A president lies in state, as Bush is to do beginning today, not because he is kind to his family or has delighted those closest to him with his thank-you notes and a patrician manner, though those stories are important for historians to gather. A president lies in state simply because he was president; because he held power over the fates of hundreds of millions of citizens, and the direction of the world.
How he used that power, or failed to use it, must be reckoned with by any who seek to fully understand his legacy.
Bush not only failed to use his power to combat the AIDS epidemic that killed hundreds of thousands of young Americans. As Thrasher points out, he exacerbated it.
Bush’s words are not just cruel; they fundamentally misunderstand what causes AIDS and how to effectively address it. Sex—yes, even gay sex—is a part of being human, and the people who died of AIDS did so because of societal neglect, not because of their human acts. And while he was nominally better than his predecessor (a very low bar) at addressing the consequences of AIDS, he’d been unforgivably quiet as Reagan’s vice president.

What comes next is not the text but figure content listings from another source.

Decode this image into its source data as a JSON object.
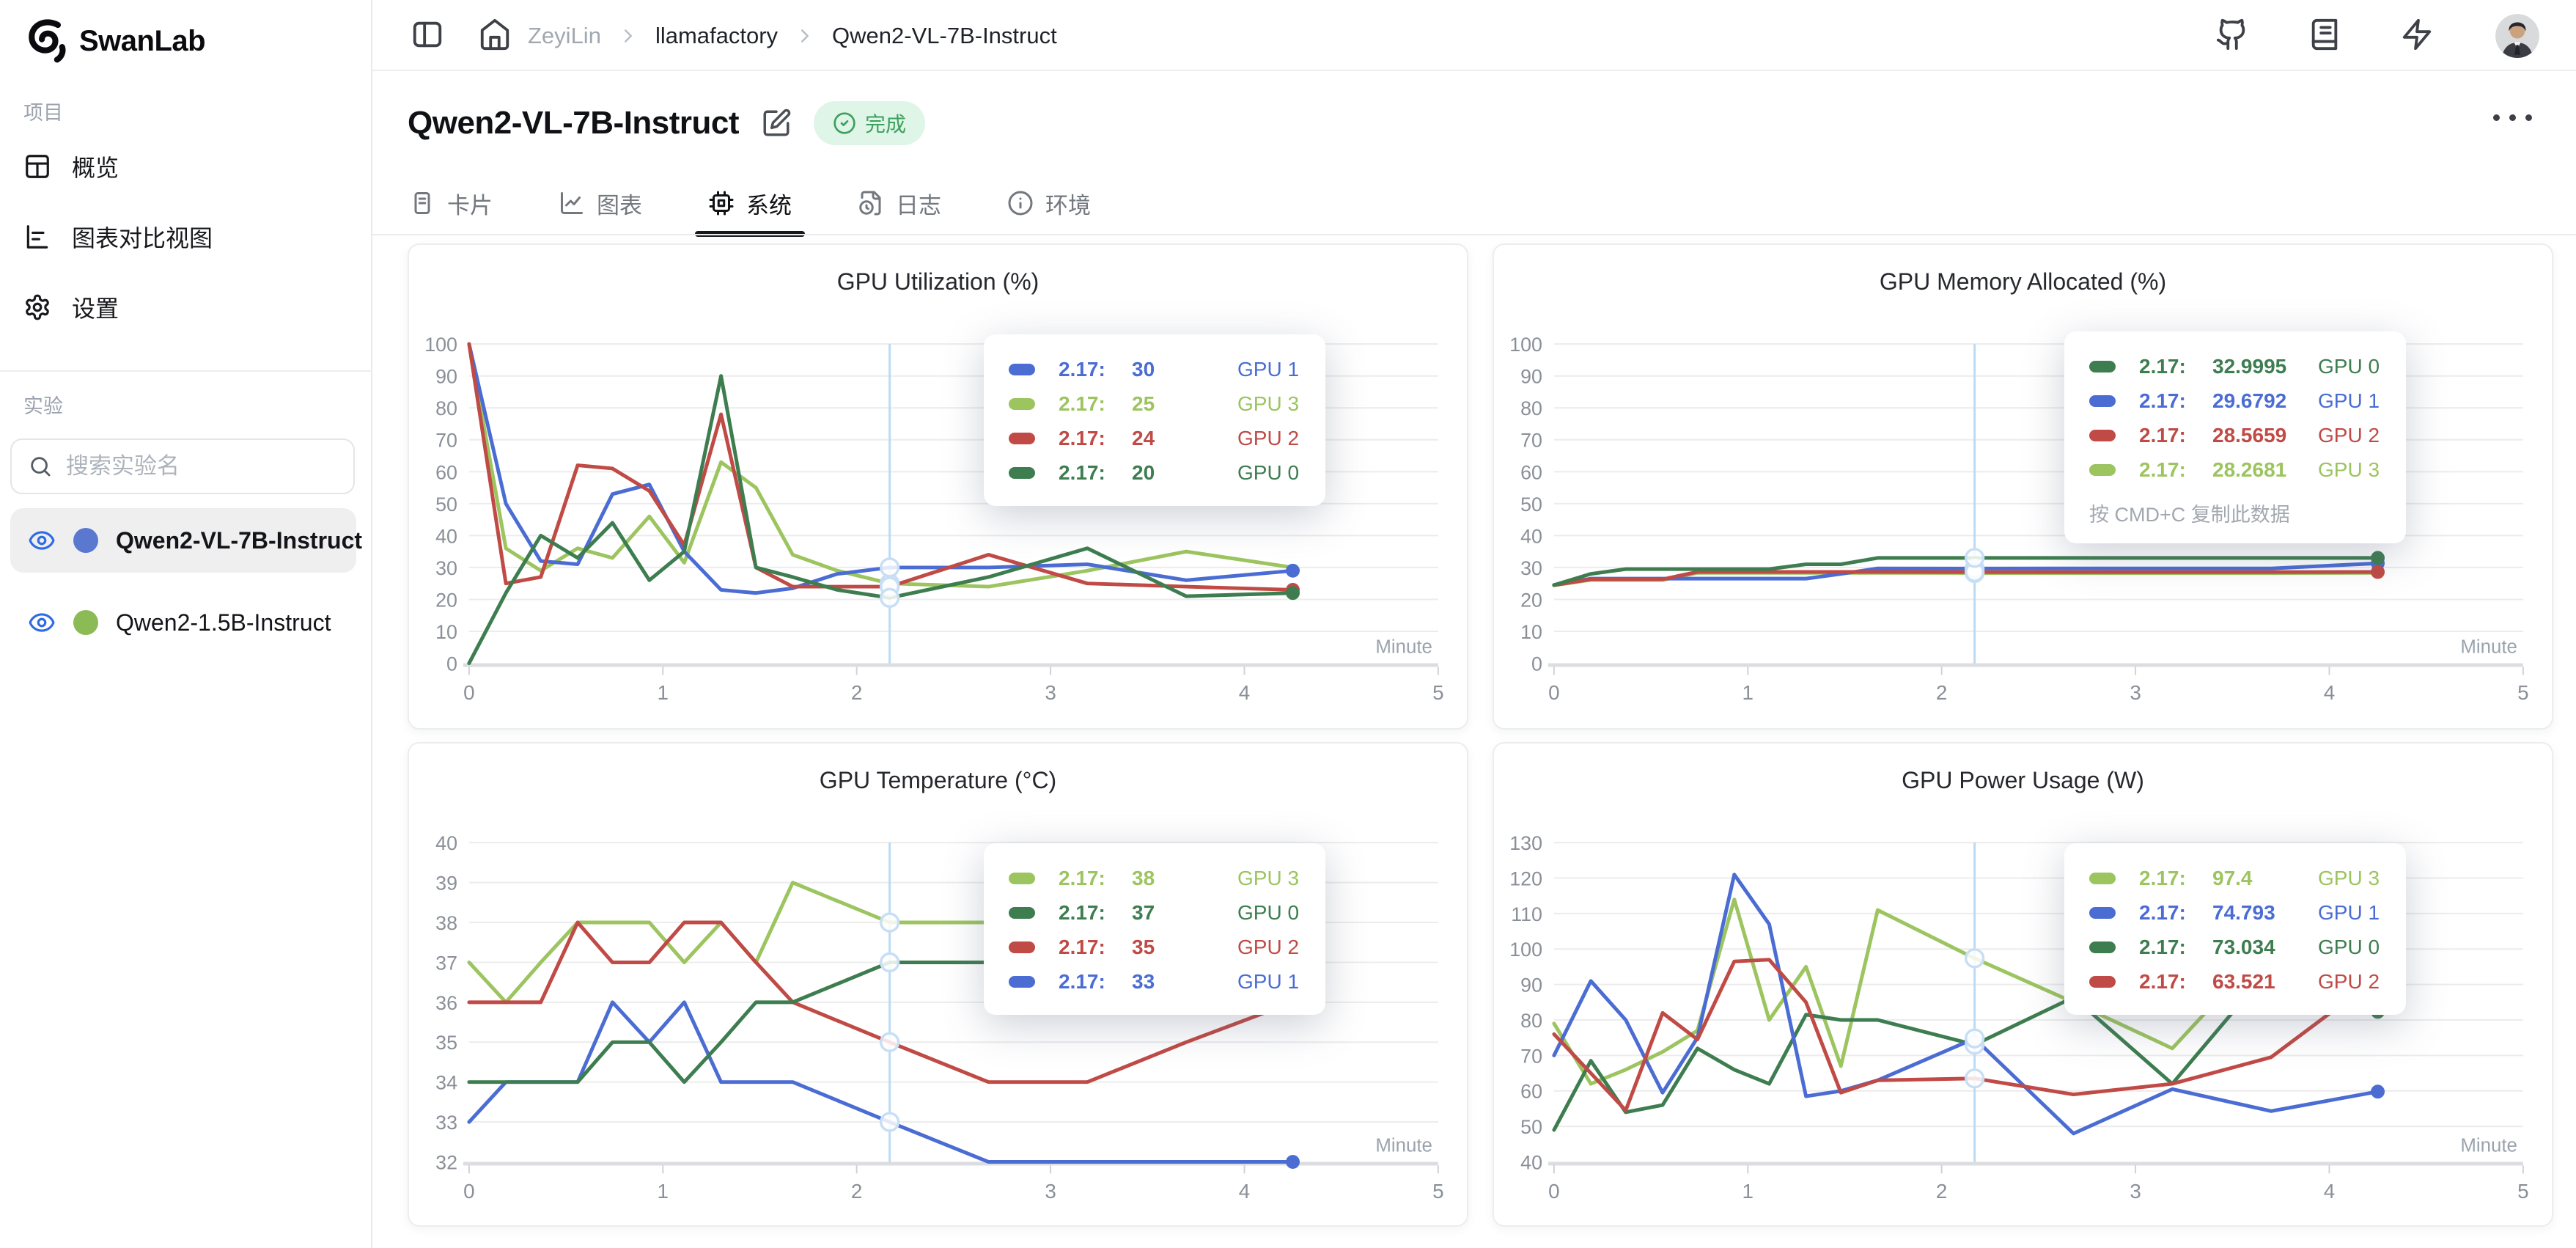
{
  "sidebar": {
    "logo_text": "SwanLab",
    "section_project": "项目",
    "items": [
      {
        "label": "概览"
      },
      {
        "label": "图表对比视图"
      },
      {
        "label": "设置"
      }
    ],
    "section_experiments": "实验",
    "search_placeholder": "搜索实验名",
    "experiments": [
      {
        "name": "Qwen2-VL-7B-Instruct",
        "color": "#5b78d0",
        "selected": true
      },
      {
        "name": "Qwen2-1.5B-Instruct",
        "color": "#8cba55",
        "selected": false
      }
    ]
  },
  "header": {
    "breadcrumb": [
      {
        "label": "ZeyiLin",
        "muted": true
      },
      {
        "label": "llamafactory",
        "muted": false
      },
      {
        "label": "Qwen2-VL-7B-Instruct",
        "muted": false
      }
    ]
  },
  "page": {
    "title": "Qwen2-VL-7B-Instruct",
    "status_badge": "完成",
    "tabs": [
      {
        "label": "卡片",
        "active": false
      },
      {
        "label": "图表",
        "active": false
      },
      {
        "label": "系统",
        "active": true
      },
      {
        "label": "日志",
        "active": false
      },
      {
        "label": "环境",
        "active": false
      }
    ]
  },
  "colors": {
    "blue": "#4a6cd3",
    "light_green": "#9cc45f",
    "red": "#c04a45",
    "dark_green": "#3d7d4f",
    "crosshair": "#badbf5",
    "grid": "#ececec",
    "axis": "#dcdde0",
    "tick_text": "#8a8f98"
  },
  "chart_data": [
    {
      "type": "line",
      "title": "GPU Utilization (%)",
      "xlabel": "Minute",
      "xlim": [
        0,
        5
      ],
      "xticks": [
        0,
        1,
        2,
        3,
        4,
        5
      ],
      "ylim": [
        0,
        100
      ],
      "yticks": [
        0,
        10,
        20,
        30,
        40,
        50,
        60,
        70,
        80,
        90,
        100
      ],
      "crosshair_x": 2.17,
      "x": [
        0,
        0.19,
        0.37,
        0.56,
        0.74,
        0.93,
        1.11,
        1.3,
        1.48,
        1.67,
        1.9,
        2.17,
        2.68,
        3.19,
        3.7,
        4.25
      ],
      "series": [
        {
          "name": "GPU 3",
          "color": "#9cc45f",
          "dot": false,
          "y": [
            100,
            36,
            29,
            36,
            33,
            46,
            31.5,
            63,
            55,
            34,
            29,
            25,
            24,
            29,
            35,
            30
          ]
        },
        {
          "name": "GPU 1",
          "color": "#4a6cd3",
          "dot": true,
          "y": [
            100,
            50,
            32,
            31,
            53,
            56,
            35,
            23,
            22,
            23.5,
            28,
            30,
            30,
            31,
            26,
            29
          ]
        },
        {
          "name": "GPU 2",
          "color": "#c04a45",
          "dot": true,
          "y": [
            100,
            25,
            27,
            62,
            61,
            54,
            37,
            78,
            30,
            24,
            24,
            24,
            34,
            25,
            24,
            23
          ]
        },
        {
          "name": "GPU 0",
          "color": "#3d7d4f",
          "dot": true,
          "y": [
            0,
            22,
            40,
            33,
            44,
            26,
            35,
            90,
            30,
            27,
            23,
            20.5,
            27,
            36,
            21,
            22
          ]
        }
      ],
      "tooltip": {
        "rows": [
          {
            "color": "#4a6cd3",
            "time": "2.17:",
            "value": "30",
            "label": "GPU 1"
          },
          {
            "color": "#9cc45f",
            "time": "2.17:",
            "value": "25",
            "label": "GPU 3"
          },
          {
            "color": "#c04a45",
            "time": "2.17:",
            "value": "24",
            "label": "GPU 2"
          },
          {
            "color": "#3d7d4f",
            "time": "2.17:",
            "value": "20",
            "label": "GPU 0"
          }
        ],
        "footer": null
      }
    },
    {
      "type": "line",
      "title": "GPU Memory Allocated (%)",
      "xlabel": "Minute",
      "xlim": [
        0,
        5
      ],
      "xticks": [
        0,
        1,
        2,
        3,
        4,
        5
      ],
      "ylim": [
        0,
        100
      ],
      "yticks": [
        0,
        10,
        20,
        30,
        40,
        50,
        60,
        70,
        80,
        90,
        100
      ],
      "crosshair_x": 2.17,
      "x": [
        0,
        0.19,
        0.37,
        0.56,
        0.74,
        0.93,
        1.11,
        1.3,
        1.48,
        1.67,
        2.17,
        2.68,
        3.19,
        3.7,
        4.25
      ],
      "series": [
        {
          "name": "GPU 3",
          "color": "#9cc45f",
          "dot": false,
          "y": [
            24.4,
            26.1,
            26.1,
            26.1,
            28.3,
            28.3,
            28.3,
            28.3,
            28.3,
            28.3,
            28.2681,
            28.27,
            28.27,
            28.27,
            28.3
          ]
        },
        {
          "name": "GPU 1",
          "color": "#4a6cd3",
          "dot": true,
          "y": [
            24.5,
            26.5,
            26.5,
            26.5,
            26.5,
            26.5,
            26.5,
            26.5,
            28,
            29.7,
            29.6792,
            29.7,
            29.7,
            29.7,
            31.3
          ]
        },
        {
          "name": "GPU 2",
          "color": "#c04a45",
          "dot": true,
          "y": [
            24.5,
            26.3,
            26.3,
            26.3,
            28.6,
            28.6,
            28.6,
            28.6,
            28.6,
            28.6,
            28.5659,
            28.57,
            28.57,
            28.57,
            28.6
          ]
        },
        {
          "name": "GPU 0",
          "color": "#3d7d4f",
          "dot": true,
          "y": [
            24.5,
            28,
            29.5,
            29.5,
            29.5,
            29.5,
            29.5,
            31,
            31,
            33,
            32.9995,
            33,
            33,
            33,
            33
          ]
        }
      ],
      "tooltip": {
        "rows": [
          {
            "color": "#3d7d4f",
            "time": "2.17:",
            "value": "32.9995",
            "label": "GPU 0"
          },
          {
            "color": "#4a6cd3",
            "time": "2.17:",
            "value": "29.6792",
            "label": "GPU 1"
          },
          {
            "color": "#c04a45",
            "time": "2.17:",
            "value": "28.5659",
            "label": "GPU 2"
          },
          {
            "color": "#9cc45f",
            "time": "2.17:",
            "value": "28.2681",
            "label": "GPU 3"
          }
        ],
        "footer": "按 CMD+C 复制此数据"
      }
    },
    {
      "type": "line",
      "title": "GPU Temperature (°C)",
      "xlabel": "Minute",
      "xlim": [
        0,
        5
      ],
      "xticks": [
        0,
        1,
        2,
        3,
        4,
        5
      ],
      "ylim": [
        32,
        40
      ],
      "yticks": [
        32,
        33,
        34,
        35,
        36,
        37,
        38,
        39,
        40
      ],
      "crosshair_x": 2.17,
      "x": [
        0,
        0.19,
        0.37,
        0.56,
        0.74,
        0.93,
        1.11,
        1.3,
        1.48,
        1.67,
        2.17,
        2.68,
        3.19,
        3.7,
        4.25
      ],
      "series": [
        {
          "name": "GPU 3",
          "color": "#9cc45f",
          "dot": false,
          "y": [
            37,
            36,
            37,
            38,
            38,
            38,
            37,
            38,
            37,
            39,
            38,
            38,
            38,
            38,
            38
          ]
        },
        {
          "name": "GPU 1",
          "color": "#4a6cd3",
          "dot": true,
          "y": [
            33,
            34,
            34,
            34,
            36,
            35,
            36,
            34,
            34,
            34,
            33,
            32,
            32,
            32,
            32
          ]
        },
        {
          "name": "GPU 2",
          "color": "#c04a45",
          "dot": true,
          "y": [
            36,
            36,
            36,
            38,
            37,
            37,
            38,
            38,
            37,
            36,
            35,
            34,
            34,
            35,
            36
          ]
        },
        {
          "name": "GPU 0",
          "color": "#3d7d4f",
          "dot": false,
          "y": [
            34,
            34,
            34,
            34,
            35,
            35,
            34,
            35,
            36,
            36,
            37,
            37,
            36,
            37,
            37
          ]
        }
      ],
      "tooltip": {
        "rows": [
          {
            "color": "#9cc45f",
            "time": "2.17:",
            "value": "38",
            "label": "GPU 3"
          },
          {
            "color": "#3d7d4f",
            "time": "2.17:",
            "value": "37",
            "label": "GPU 0"
          },
          {
            "color": "#c04a45",
            "time": "2.17:",
            "value": "35",
            "label": "GPU 2"
          },
          {
            "color": "#4a6cd3",
            "time": "2.17:",
            "value": "33",
            "label": "GPU 1"
          }
        ],
        "footer": null
      }
    },
    {
      "type": "line",
      "title": "GPU Power Usage (W)",
      "xlabel": "Minute",
      "xlim": [
        0,
        5
      ],
      "xticks": [
        0,
        1,
        2,
        3,
        4,
        5
      ],
      "ylim": [
        40,
        130
      ],
      "yticks": [
        40,
        50,
        60,
        70,
        80,
        90,
        100,
        110,
        120,
        130
      ],
      "crosshair_x": 2.17,
      "x": [
        0,
        0.19,
        0.37,
        0.56,
        0.74,
        0.93,
        1.11,
        1.3,
        1.48,
        1.67,
        2.17,
        2.68,
        3.19,
        3.7,
        4.25
      ],
      "series": [
        {
          "name": "GPU 3",
          "color": "#9cc45f",
          "dot": false,
          "y": [
            79,
            62,
            66,
            71,
            77,
            114,
            80,
            95,
            67,
            111,
            97.4,
            85,
            72,
            102,
            96
          ]
        },
        {
          "name": "GPU 0",
          "color": "#3d7d4f",
          "dot": true,
          "y": [
            49,
            68.5,
            54,
            56,
            72,
            66,
            62,
            81.5,
            80,
            80,
            73.034,
            86.4,
            62,
            95,
            82.3
          ]
        },
        {
          "name": "GPU 1",
          "color": "#4a6cd3",
          "dot": true,
          "y": [
            70,
            91,
            80,
            59.5,
            75,
            121,
            107,
            58.5,
            60,
            63,
            74.793,
            48,
            60.5,
            54.3,
            59.8
          ]
        },
        {
          "name": "GPU 2",
          "color": "#c04a45",
          "dot": true,
          "y": [
            76,
            65,
            54.5,
            82,
            74.5,
            96.5,
            97,
            85,
            59.5,
            63,
            63.521,
            59,
            62,
            69.5,
            92
          ]
        }
      ],
      "tooltip": {
        "rows": [
          {
            "color": "#9cc45f",
            "time": "2.17:",
            "value": "97.4",
            "label": "GPU 3"
          },
          {
            "color": "#4a6cd3",
            "time": "2.17:",
            "value": "74.793",
            "label": "GPU 1"
          },
          {
            "color": "#3d7d4f",
            "time": "2.17:",
            "value": "73.034",
            "label": "GPU 0"
          },
          {
            "color": "#c04a45",
            "time": "2.17:",
            "value": "63.521",
            "label": "GPU 2"
          }
        ],
        "footer": null
      }
    }
  ]
}
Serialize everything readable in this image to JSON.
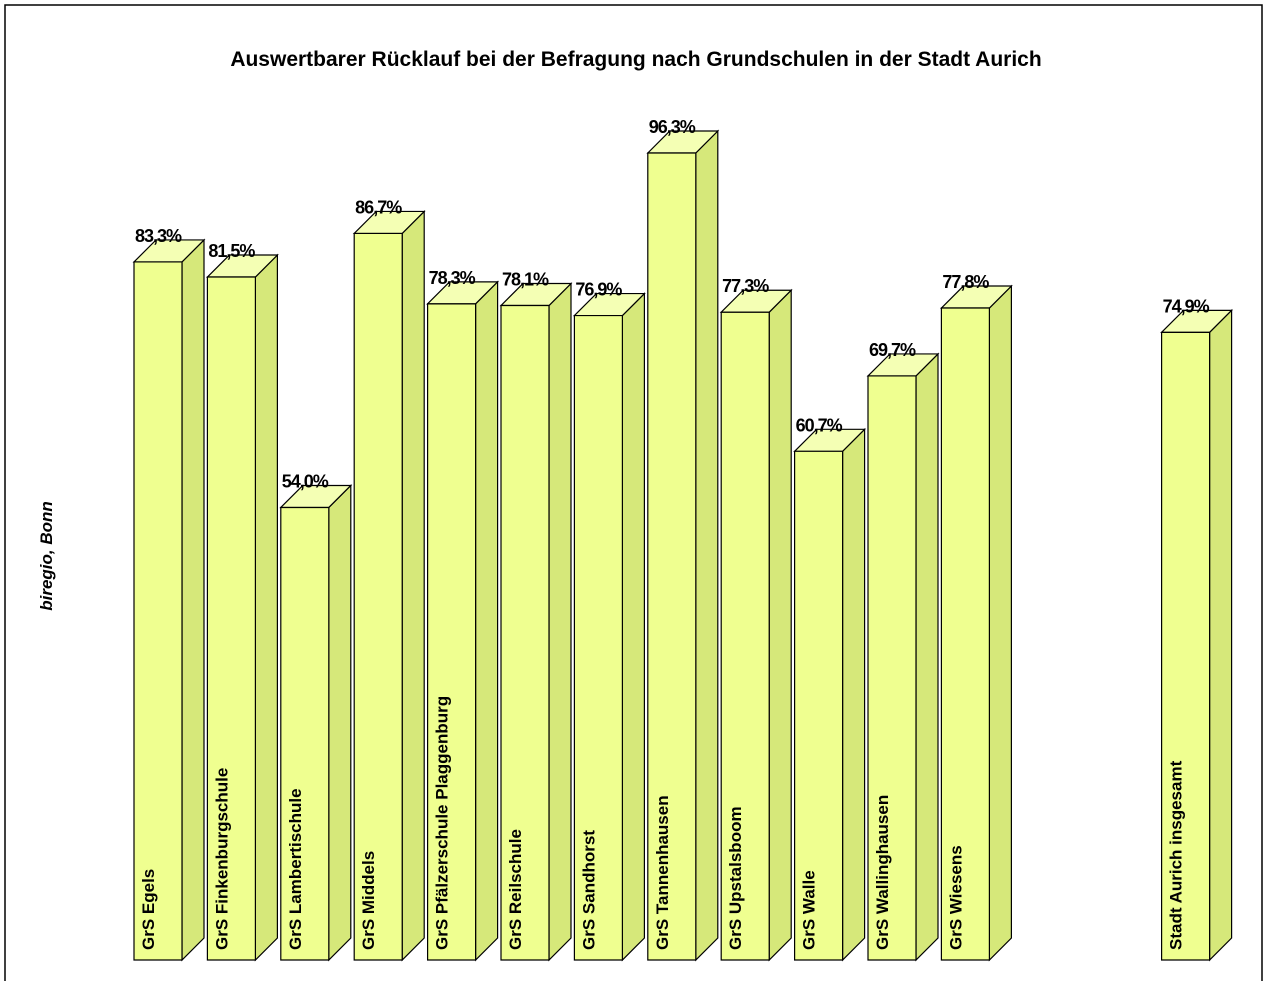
{
  "chart_data": {
    "type": "bar3d",
    "title": "Auswertbarer Rücklauf bei der Befragung nach Grundschulen in der Stadt Aurich",
    "source": "biregio, Bonn",
    "categories": [
      "GrS Egels",
      "GrS Finkenburgschule",
      "GrS Lambertischule",
      "GrS Middels",
      "GrS Pfälzerschule Plaggenburg",
      "GrS Reilschule",
      "GrS Sandhorst",
      "GrS Tannenhausen",
      "GrS Upstalsboom",
      "GrS Walle",
      "GrS Wallinghausen",
      "GrS Wiesens",
      null,
      null,
      "Stadt Aurich insgesamt"
    ],
    "values": [
      83.3,
      81.5,
      54.0,
      86.7,
      78.3,
      78.1,
      76.9,
      96.3,
      77.3,
      60.7,
      69.7,
      77.8,
      null,
      null,
      74.9
    ],
    "value_labels": [
      "83,3%",
      "81,5%",
      "54,0%",
      "86,7%",
      "78,3%",
      "78,1%",
      "76,9%",
      "96,3%",
      "77,3%",
      "60,7%",
      "69,7%",
      "77,8%",
      null,
      null,
      "74,9%"
    ],
    "color": "#efff90"
  }
}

Bush’s job, before he fell into his brief Presidency, was as the head of the CIA. In that job, as Thrasher points out, he helped created the conditions in impoverished countries that spread the AIDS epidemic. True, that wasn’t directly his fault. It was simply an extension of Reagan’s murderous philosophy and cynical foreign policy. But the impact was the same:
AIDS is caused by broader social problems: homelessness, inadequate access to to health care, political instability, racism, homophobia, and the violence of capitalism. And on these fronts, Bush is guilty; his “behavior matters.” As a former head of the CIA, Bush created political instability in nations around the globe where AIDS would thrive. He hyped up racism with his Willie Horton ad, by replacing civil-rights titan Thurgood Marshall on the Supreme Court with Clarence Thomas, and by vetoing the Civil Rights Act of 1990.
He may not have thought about what he was doing very much. In fact, he probably never thought about it at all.

But that doesn’t entitle him to a free pass.

Sorry. You can go back to regularly scheduled programming now.